Because we’re writing amidst a growing global pandemic, we weave in tips and suggestions about how to support people psychologically in this moment. We include a generic agenda that includes appropriate activities, concrete ideas and practices in the always-useful principle of Honor people’s emotional state
(Principle #6), and a resource we’ve found useful for supporting people in crises (Finding Steady Ground
).
We want to note some things right away:
● There are plenty of things you can’t do online. We get it. It’s not the same. People are more distracted while on a device (multitasking is a real problem!). And the mental load of being in front of a computer is high.
● People don’t do their best learning while under stress. In normal times, you will always have some participants facing huge personal turmoils and challenges (housing, safety, going hungry, surrounded by death). But under the coronavirus pandemic, a higher percentage of your participants will be in a heightened state of stress.
● You have your own learning curve to teach on a new electronic platform. It’s a new bag of tricks to get a sense of the group, adjust to the group, and deliver engaging content.
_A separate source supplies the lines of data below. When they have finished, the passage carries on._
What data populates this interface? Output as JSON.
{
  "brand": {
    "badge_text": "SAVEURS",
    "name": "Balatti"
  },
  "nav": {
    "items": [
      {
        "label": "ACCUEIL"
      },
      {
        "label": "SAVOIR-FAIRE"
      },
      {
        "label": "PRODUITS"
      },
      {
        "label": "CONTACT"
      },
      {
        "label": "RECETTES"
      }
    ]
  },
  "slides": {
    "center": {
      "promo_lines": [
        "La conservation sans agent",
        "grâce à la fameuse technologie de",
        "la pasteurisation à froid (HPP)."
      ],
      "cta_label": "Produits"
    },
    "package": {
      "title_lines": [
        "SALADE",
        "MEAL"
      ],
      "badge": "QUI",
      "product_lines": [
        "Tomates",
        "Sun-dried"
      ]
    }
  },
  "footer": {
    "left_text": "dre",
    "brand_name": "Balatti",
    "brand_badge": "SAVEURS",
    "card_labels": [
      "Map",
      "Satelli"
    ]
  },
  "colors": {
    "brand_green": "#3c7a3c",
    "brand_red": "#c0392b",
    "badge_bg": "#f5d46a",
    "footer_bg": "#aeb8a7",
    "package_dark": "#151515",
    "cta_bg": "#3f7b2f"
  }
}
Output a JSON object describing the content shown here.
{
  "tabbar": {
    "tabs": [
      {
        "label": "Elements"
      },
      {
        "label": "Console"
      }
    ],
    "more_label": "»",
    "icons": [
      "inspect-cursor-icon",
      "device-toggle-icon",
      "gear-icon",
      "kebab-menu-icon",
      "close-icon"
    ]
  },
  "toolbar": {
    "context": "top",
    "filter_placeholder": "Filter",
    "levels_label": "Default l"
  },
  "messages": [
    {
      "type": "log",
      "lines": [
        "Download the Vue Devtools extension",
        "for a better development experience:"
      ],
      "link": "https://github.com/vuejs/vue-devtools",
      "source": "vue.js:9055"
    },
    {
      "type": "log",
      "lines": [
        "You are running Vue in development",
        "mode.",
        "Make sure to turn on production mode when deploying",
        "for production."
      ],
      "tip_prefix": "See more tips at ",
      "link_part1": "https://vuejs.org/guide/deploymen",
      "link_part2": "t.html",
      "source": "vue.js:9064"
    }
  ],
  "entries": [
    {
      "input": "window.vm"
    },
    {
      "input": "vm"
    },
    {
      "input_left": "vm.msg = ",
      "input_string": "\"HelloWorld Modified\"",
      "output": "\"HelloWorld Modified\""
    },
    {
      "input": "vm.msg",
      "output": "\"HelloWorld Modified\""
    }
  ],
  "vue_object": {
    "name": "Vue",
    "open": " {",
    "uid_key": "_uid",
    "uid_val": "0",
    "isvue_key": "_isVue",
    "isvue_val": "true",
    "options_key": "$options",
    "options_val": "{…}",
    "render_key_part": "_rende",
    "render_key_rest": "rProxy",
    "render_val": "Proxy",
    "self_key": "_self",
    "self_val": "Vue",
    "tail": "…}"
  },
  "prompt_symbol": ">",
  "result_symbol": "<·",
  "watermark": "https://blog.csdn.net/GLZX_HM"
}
This takes time and practice in a moment when time may be scarce and you may not be in the best place to take risks and learn new things.
Because of that, we have some suggestions:
● Take a good hard look at your curriculum or goals and expect to do much, much less. You can’t do everything you’re used to online. One of the biggest mistakes we see people doing is trying to utilize every moment online by cramming in lots of content. Racing through things online will cause you to lose more people; and detached people online are harder to track.
● Use this precious space to make connection. In the face of social distance, these may be some of the rare times people will be connected to their peers and friends. Don’t waste that time by assuming it’s just about your content. Create space for human connection — acknowledging this may sometimes result in a change of priority for your lessons or meetings.
● Give yourself a break. You being uptight or mentally exhausted will do no good for those you are leading online. Laugh at your technology mistakes and be gentle about the inevitable technological snafus. Modeling lightness will be a gift to everyone.
In this moment many of us are making very big changes in the ways we are connecting and working with each other. So much of what we already know from working in person we can (and should) bring into our online spaces, but also there is so much that is different and new!
Even under ideal circumstances, facilitating online can be a challenge. Give yourself — and others — the grace and the space to not be perfect. To learn, make mistakes, try things out. To be caring, compassionate, and patient. So let’s dive in!
The basics: 10 key principles
1. Be you.
Leading online is not entirely unlike teaching or facilitating in person. We have yet to find a good educator who can’t also teach online.